Arbour, the United Nations High Commissioner for Human Rights and a former prosecutor for international criminal tribunals on Yugoslavia and Rwanda, said Pakistan faced a "terrible deficit in governance" without a free judiciary.

"It is not enough to move towards free and fair elections unless all the judges who were dismissed or suspended are fully reinstated in their previous capacity," she told reporters in Dublin.

"Otherwise we will have a very twisted form of democracy where the judicial branch will have been made totally subservient to the executive," she said on the sidelines of a human rights conference.

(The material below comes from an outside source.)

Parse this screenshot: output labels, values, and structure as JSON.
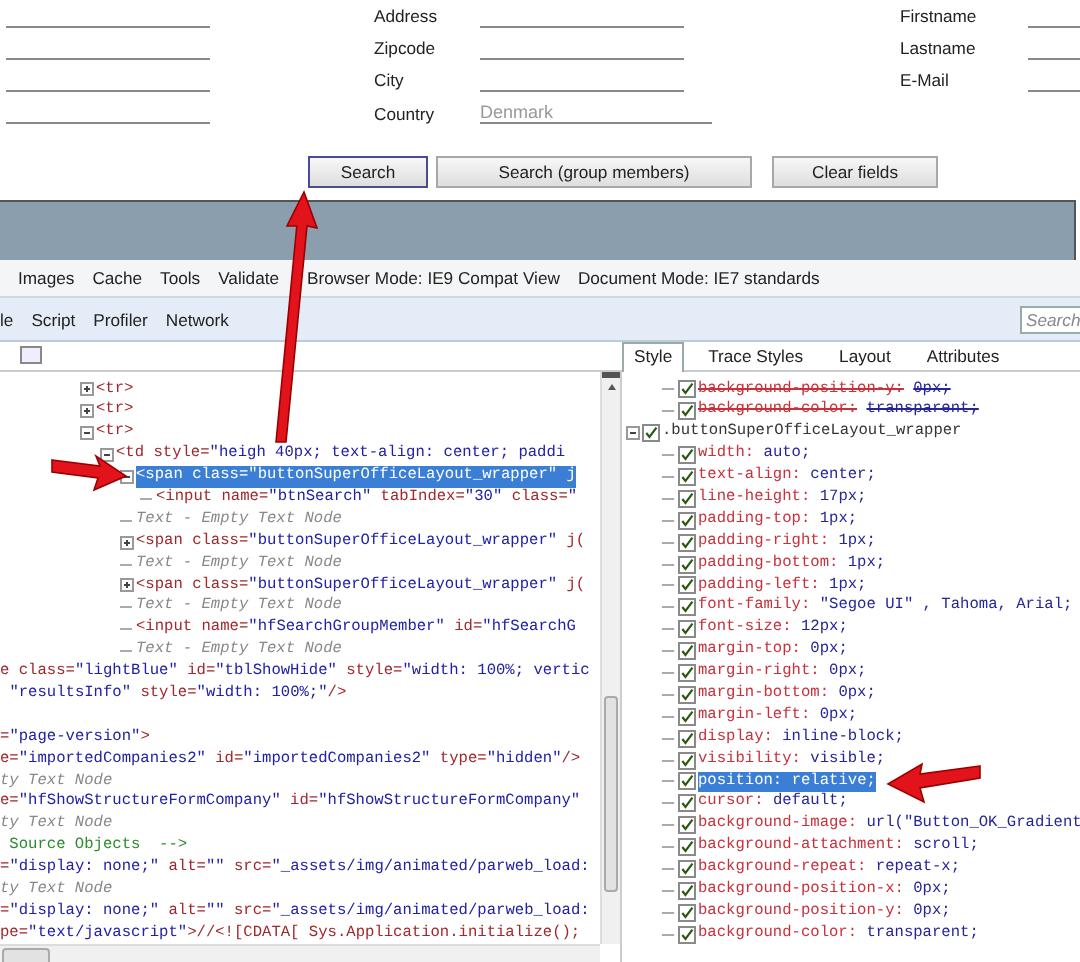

Musharraf faces the prospect of Pakistan's second suspension from the Commonwealth since he took power in a bloodless 1999 coup, as he continues to resist calls to lift emergency rule.

The United States, while critical of his actions, has given him some leeway, as a crucial ally in the fight against al Qaeda and the Taliban, to put things right before the election.

Arbour called on the Pakistani government to withdraw emergency rule as soon as possible and create "an atmosphere conducive to free and fair elections".

Thousands of detainees were freed this week as Musharraf reacted to intense international and opposition pressure to scrap his measures.

Arbour said Hina Jilani, the U.N. secretary-general's representative on the situation of human rights defenders, had traveled safely back to Pakistan and was not in custody. Jilani had been abroad when the emergency was imposed.

Last week Pakistani authorities freed Jilani's sister Asma Jahangir, U.N. special investigator on freedom of religion or belief and chairwoman of the independent Human Rights Commission of Pakistan, after nearly two weeks under house arrest.